À l’essai, l’IA devient ainsi un tout petit peu plus utilisable mais reste incroyablement bridée par rapport à ce qu’elle montrait les premiers jours du lancement. Ceci dit pour des recherches classiques, le nouveau seuil suffit. En revanche les autres verrous, et notamment celui qui lui interdit de parler d’elle-même et des IA en général est toujours bien en place ce qui parfois gène les recherches justement autour des IA.
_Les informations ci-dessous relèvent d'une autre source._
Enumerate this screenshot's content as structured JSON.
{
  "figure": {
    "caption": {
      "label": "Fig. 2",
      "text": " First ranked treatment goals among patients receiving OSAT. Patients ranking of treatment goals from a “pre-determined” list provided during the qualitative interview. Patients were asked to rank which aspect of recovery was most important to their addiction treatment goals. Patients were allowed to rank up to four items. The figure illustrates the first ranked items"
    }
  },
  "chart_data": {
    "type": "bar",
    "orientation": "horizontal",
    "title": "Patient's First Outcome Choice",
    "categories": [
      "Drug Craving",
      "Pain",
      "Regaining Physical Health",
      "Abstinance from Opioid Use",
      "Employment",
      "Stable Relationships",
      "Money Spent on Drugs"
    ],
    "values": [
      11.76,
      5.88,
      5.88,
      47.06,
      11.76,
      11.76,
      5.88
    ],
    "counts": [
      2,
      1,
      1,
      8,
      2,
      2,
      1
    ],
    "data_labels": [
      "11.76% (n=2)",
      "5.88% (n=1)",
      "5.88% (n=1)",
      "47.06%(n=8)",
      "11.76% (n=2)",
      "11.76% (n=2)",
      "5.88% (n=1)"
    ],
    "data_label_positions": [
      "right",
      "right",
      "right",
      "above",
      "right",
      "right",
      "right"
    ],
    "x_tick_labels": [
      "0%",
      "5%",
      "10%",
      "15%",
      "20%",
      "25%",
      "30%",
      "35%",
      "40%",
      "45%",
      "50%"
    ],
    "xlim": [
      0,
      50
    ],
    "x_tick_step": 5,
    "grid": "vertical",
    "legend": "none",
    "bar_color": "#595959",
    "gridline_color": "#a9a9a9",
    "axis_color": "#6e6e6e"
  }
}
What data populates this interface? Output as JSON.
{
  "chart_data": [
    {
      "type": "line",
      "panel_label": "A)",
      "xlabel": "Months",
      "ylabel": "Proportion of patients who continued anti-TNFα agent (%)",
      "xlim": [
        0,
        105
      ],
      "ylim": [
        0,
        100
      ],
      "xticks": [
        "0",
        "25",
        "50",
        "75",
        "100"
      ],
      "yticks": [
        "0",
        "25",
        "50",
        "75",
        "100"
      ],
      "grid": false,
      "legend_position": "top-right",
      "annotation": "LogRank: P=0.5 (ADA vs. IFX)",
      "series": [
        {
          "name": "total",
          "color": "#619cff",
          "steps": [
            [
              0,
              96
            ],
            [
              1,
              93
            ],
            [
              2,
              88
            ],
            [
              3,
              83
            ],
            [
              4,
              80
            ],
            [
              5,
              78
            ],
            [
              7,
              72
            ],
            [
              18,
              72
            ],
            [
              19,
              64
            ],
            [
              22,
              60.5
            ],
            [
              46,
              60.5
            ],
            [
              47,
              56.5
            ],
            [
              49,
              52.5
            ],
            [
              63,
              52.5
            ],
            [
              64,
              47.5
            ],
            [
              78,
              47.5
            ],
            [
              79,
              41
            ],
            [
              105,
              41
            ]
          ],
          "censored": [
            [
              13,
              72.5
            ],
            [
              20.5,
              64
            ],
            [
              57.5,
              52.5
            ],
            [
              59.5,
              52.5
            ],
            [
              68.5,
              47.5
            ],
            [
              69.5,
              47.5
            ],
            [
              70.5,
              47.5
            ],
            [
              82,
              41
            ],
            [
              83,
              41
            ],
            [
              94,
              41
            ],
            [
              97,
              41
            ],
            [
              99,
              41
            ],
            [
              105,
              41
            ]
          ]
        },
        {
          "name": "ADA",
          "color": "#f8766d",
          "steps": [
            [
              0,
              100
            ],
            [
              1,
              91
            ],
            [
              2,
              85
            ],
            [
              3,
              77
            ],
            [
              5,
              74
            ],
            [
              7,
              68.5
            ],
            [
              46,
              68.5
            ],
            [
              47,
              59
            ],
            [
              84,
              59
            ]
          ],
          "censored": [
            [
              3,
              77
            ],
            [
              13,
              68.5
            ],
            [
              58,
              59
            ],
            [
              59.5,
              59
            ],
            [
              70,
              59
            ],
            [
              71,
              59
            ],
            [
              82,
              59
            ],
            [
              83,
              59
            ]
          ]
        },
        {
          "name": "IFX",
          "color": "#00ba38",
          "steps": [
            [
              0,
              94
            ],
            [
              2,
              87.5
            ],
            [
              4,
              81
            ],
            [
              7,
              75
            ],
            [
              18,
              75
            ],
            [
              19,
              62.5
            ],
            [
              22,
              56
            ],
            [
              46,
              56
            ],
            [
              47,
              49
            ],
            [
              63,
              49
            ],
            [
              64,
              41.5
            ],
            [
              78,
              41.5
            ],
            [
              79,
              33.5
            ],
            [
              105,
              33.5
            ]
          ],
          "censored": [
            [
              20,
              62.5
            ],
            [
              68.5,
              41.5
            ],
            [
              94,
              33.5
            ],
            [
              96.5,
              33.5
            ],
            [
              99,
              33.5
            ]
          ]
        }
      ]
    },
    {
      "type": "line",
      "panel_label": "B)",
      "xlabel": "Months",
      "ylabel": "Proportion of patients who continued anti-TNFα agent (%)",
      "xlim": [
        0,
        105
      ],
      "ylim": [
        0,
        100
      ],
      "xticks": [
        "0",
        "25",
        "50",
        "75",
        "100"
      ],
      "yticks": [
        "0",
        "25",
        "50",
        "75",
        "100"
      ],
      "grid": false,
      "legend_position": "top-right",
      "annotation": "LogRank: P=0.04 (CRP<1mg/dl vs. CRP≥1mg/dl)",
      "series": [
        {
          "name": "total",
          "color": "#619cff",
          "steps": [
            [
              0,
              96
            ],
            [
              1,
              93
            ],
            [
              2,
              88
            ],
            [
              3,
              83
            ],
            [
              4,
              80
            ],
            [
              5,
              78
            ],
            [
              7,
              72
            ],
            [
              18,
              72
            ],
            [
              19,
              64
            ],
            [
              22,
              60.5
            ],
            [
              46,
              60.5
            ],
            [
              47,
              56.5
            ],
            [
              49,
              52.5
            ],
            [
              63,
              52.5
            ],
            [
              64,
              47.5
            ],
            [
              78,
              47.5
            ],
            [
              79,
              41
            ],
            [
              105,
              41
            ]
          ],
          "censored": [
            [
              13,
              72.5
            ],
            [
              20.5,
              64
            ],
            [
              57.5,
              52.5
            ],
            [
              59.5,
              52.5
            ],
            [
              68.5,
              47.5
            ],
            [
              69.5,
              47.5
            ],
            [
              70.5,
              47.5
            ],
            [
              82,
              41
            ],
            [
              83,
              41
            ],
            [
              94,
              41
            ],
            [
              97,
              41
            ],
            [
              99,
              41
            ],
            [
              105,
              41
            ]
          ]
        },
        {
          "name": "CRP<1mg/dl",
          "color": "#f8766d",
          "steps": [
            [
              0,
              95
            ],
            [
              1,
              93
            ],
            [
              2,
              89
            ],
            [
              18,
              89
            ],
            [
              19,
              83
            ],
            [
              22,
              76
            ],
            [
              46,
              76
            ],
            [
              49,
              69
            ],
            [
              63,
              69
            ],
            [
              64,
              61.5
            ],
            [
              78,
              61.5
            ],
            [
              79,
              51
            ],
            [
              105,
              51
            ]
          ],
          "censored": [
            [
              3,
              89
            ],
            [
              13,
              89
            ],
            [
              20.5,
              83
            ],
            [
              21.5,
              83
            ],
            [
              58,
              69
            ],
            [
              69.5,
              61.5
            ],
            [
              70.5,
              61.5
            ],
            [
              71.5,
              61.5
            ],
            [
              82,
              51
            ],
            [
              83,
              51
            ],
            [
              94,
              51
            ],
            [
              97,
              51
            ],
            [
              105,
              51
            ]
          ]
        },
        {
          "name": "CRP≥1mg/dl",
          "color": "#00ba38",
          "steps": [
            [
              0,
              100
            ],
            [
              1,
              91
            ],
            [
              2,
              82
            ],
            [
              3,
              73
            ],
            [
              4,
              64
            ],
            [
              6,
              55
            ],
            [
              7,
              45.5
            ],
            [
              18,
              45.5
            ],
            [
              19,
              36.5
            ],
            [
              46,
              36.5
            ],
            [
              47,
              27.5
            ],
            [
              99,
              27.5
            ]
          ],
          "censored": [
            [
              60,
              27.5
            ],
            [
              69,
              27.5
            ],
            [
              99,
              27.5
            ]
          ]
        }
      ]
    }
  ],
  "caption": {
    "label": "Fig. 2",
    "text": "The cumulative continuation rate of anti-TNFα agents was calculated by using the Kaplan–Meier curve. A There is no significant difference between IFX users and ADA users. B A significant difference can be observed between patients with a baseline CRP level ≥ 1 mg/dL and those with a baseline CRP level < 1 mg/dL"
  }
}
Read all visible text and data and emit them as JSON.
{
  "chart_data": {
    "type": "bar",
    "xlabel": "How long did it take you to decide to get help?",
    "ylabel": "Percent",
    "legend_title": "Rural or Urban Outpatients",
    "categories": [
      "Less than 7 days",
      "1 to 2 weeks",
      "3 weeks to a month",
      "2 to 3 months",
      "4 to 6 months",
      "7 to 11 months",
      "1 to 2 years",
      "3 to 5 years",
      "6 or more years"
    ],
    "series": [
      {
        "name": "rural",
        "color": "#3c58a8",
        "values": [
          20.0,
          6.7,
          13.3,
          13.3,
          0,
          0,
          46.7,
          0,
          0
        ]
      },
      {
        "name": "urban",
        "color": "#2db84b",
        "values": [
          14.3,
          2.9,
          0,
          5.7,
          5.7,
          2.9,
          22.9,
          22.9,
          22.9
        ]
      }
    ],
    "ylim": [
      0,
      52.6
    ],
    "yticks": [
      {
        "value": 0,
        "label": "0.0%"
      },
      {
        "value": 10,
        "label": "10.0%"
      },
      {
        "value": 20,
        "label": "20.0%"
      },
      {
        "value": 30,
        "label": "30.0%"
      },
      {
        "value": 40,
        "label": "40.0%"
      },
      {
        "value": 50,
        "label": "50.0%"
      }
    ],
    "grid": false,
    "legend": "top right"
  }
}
L’éditeur ajoute « cela dit, notre intention est d’aller plus loin et nous prévoyons d’augmenter le plafond quotidien à 100 chats au total prochainement. En outre, avec ce changement à venir, vos recherches normales ne seront plus comptabilisées dans le total de vos chats. Nous vous fournirons d’autres mises à jour au fur et à mesure que nous continuerons à améliorer le modèle ». La phrase est beaucoup moins anodine qu’elle n’en a l’air. Apparemment, chez Microsoft, l’heure n’est pas à quelques réglages mais à rééduquer les modèles et probablement les fameux modèles Prometheus mais aussi peut-être celui d’OpenAI qui a bien trop tendance à vouloir adopter la tonalité de l’utilisateur plutôt que de garder une totale neutralité. Un problème probablement bien plus complexe et long à résoudre que les ajustements des règles de contrôle.
Microsoft confirme aussi travailler activement à un autre défaut de son IA : sa tendance naturelle à faire n’importe quoi avec les dates et les chiffres qui handicape notamment sa capacité à analyser et résumer des documents financiers. Microsoft explique « nous allons commencer à tester une option supplémentaire qui vous permet de choisir le ton de la discussion : ‘plus précis’ – ce qui vous permettra d’obtenir des réponses plus courtes et plus axées sur la recherche -, ‘équilibré’, ou ‘plus créatif’ – ce qui vous permettra d’obtenir des réponses plus longues et plus inspirées. L’objectif est de vous donner plus de contrôle sur le type de comportement du chat Bing qui répond le mieux à vos besoins ».
Encore une fois, les déboires de Microsoft ne sont pas une véritable surprise même si l’éditeur s’est montré étrangement naïf et imprudent malgré son expérience Tay il y a plusieurs années. Des anicroches qui doivent réjouir et en apprendre beaucoup à Google avec son futur Bard (en test interne). Google ne devra pas répéter les mêmes erreurs et écouter ses utilisateurs internes : selon certaines sources, des employés Microsoft auraient émis des réserves sur les dérives comportementales de l’IA Bing dès novembre 2022.